HOMILY – 5 EASTER – 2017 – MOTHERS’ DAY John 14: 1-12
When a mother dies life changes for the family left behind. When the mother has children still dependent on her presence, her dying punches a big hole in their lives impossible to fill. Over the past two weeks I have been involved with the deaths of two mothers, both in their 50s and both with teenage children. The impact on these young lives has yet to be fully realised, but already it is apparent that, for them, life will never be the same. I remember Bernadette and Melanie and their families especially today, Mothers’ Day.
There was a third funeral this week. Herman was 86 and married for over 50 years to Joan who died two years ago. He lived only for the day they could be together again.
No priest looks forward to a funeral. It invariably touches the core of human existence and is charged with emotion. The priest’s own faith is tested as he tries to console and reassure, but mostly he just listens.
Sometimes the faith of those the priest seeks to comfort seems stronger than his own – and this proved to be the case in the three funerals I’ve mentioned.

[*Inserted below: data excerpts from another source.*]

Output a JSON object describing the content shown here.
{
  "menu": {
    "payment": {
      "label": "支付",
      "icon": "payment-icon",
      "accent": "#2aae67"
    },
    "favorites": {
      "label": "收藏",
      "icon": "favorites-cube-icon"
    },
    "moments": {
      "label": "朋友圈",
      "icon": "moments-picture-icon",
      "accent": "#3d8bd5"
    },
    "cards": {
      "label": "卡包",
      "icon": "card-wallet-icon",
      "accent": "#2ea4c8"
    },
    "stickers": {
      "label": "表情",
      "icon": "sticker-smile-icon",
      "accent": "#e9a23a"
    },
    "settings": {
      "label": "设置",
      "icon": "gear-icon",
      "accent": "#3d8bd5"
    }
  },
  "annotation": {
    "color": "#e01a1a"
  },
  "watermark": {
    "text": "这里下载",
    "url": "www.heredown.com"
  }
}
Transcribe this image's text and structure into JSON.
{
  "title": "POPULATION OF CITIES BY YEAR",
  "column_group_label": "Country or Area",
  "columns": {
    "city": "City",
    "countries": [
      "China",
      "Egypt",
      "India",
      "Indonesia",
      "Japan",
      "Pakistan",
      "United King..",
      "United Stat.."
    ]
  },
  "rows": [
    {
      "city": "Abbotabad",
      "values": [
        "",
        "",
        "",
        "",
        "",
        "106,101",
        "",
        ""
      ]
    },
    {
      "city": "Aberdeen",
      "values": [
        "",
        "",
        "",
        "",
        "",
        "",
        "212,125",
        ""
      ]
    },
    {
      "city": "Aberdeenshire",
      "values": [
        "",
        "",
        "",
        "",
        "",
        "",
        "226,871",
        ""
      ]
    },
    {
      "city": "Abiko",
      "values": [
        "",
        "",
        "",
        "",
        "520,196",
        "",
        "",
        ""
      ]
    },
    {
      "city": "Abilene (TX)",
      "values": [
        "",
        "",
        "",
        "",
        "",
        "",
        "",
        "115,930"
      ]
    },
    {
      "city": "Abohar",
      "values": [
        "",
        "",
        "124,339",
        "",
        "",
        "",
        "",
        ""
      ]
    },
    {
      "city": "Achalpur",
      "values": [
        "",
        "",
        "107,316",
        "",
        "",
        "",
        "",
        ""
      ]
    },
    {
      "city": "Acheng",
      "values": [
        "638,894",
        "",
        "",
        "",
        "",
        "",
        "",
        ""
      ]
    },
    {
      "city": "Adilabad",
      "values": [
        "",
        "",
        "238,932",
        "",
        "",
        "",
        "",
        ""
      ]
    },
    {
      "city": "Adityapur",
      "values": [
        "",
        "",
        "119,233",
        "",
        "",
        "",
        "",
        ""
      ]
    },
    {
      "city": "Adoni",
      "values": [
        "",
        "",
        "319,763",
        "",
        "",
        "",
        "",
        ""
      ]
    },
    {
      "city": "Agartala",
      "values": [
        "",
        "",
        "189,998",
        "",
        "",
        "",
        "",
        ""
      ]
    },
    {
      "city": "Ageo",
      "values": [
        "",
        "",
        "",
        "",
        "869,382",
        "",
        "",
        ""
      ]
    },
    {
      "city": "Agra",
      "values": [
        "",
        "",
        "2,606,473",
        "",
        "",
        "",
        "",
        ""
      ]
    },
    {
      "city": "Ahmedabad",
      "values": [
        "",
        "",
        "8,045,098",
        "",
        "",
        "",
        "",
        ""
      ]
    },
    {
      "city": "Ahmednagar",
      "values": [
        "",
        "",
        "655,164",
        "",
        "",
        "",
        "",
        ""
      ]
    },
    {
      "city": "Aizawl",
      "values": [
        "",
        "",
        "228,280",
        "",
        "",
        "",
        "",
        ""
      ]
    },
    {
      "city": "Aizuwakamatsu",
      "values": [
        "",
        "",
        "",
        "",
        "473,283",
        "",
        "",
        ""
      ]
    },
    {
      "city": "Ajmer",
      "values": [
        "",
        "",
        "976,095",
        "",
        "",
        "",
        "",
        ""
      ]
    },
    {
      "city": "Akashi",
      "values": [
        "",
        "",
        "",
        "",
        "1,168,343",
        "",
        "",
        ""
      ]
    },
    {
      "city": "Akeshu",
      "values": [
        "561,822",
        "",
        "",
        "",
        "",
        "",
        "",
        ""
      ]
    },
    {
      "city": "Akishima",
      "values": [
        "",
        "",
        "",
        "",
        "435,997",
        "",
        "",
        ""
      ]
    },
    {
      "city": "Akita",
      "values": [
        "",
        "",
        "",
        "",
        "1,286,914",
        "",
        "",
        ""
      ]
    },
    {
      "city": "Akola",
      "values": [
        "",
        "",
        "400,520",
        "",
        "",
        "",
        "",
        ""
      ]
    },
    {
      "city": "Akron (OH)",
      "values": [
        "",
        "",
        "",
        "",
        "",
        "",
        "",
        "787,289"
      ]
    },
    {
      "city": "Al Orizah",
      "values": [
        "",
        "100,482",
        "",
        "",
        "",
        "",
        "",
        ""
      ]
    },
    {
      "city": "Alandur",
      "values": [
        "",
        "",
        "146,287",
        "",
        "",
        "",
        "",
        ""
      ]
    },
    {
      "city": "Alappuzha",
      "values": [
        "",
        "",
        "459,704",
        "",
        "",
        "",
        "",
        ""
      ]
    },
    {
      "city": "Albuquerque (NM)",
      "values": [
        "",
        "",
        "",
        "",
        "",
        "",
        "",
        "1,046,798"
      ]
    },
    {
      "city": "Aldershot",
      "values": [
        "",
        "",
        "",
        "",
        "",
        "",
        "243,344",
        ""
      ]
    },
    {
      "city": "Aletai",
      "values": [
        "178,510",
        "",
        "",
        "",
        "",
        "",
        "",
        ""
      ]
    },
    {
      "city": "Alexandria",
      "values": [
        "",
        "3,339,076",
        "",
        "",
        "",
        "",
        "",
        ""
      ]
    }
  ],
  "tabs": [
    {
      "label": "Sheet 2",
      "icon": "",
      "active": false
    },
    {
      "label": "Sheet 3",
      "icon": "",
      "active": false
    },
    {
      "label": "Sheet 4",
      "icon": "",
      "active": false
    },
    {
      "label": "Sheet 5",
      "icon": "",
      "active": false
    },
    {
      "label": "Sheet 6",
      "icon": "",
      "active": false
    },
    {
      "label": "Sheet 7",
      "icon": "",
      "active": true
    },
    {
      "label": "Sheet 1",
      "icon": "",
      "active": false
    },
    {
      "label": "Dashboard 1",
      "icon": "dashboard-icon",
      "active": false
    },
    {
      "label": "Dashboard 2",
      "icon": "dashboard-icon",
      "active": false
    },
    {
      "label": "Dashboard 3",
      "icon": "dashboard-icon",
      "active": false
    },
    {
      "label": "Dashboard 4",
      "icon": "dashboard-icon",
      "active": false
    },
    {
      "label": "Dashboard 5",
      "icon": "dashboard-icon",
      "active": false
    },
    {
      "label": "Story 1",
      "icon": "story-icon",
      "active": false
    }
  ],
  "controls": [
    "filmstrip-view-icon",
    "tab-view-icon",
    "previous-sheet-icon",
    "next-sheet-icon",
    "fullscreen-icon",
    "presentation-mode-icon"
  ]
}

The gospel passage I’ve just read was chosen by the families for each of these funerals and spoke strongly, but in different ways, of their own faith. When Jesus speaks of there being many rooms in his Father’s house and says, I am going away to prepare a place for you… his words tell of an unbroken connection between the life we know here and life beyond the grave. That there are many rooms would indicate that no one’s left out of heaven. And that Jesus himself is preparing a place –
There’s a homely feel about this image, and home is what we share with loved ones. On this Mothers’ Day I’m sure you’ll all be trying to make home peaceful and even tidy – ways of saying thank you to Mum. And while sadness still grips the homes of the families who have just lost their mother, the link that faith provides clears the darkness just enough to see Mum still caring, still close by.
How consoling it is, then, to be told there’ll be a room for us beyond this life; it’s very reassuring to know that I’ll be recognised as an individual, that my personality will be respected – just as my room at home lets me be myself, heaven will provide a way for me to recognise the home I never left and the person I became. I am going away to prepare a place for you…
But – there’s always a but – Jesus follows this reassurance with some clear directions for travel: I am the way, the truth and the life – and then – no one comes to the Father except through me. There’s an echo here of last Sunday’s gospel where Jesus describes himself as the gate to the sheepfold. We have to go through him to the welcome that awaits us. Jesus is our reference; his life speaks for us, opening the way for us. You don’t prepare for unwanted guests! Following Jesus means trying to make his qualities our own – we can’t expect to enjoy a room already totally decorated; we are to be part of the process.
Our second reading [1 Peter] calls us to be living stones, setting ourselves in line with the cornerstone that is Jesus. Mothers are the best people to understand this. They are the cornerstone of their homes, and they remain in place even when they die, supporting, encouraging, guiding. Yes, my faith is tested in funerals, but in the process it is also strengthened. And I know that the families who grieve today will pass the test of faith with the loving help of the very ones they miss. It is our care we give one another, the generosity with which we use our gifts for the building up of the body of Christ, that brings the final consolation and guides our steps to the home that awaits us.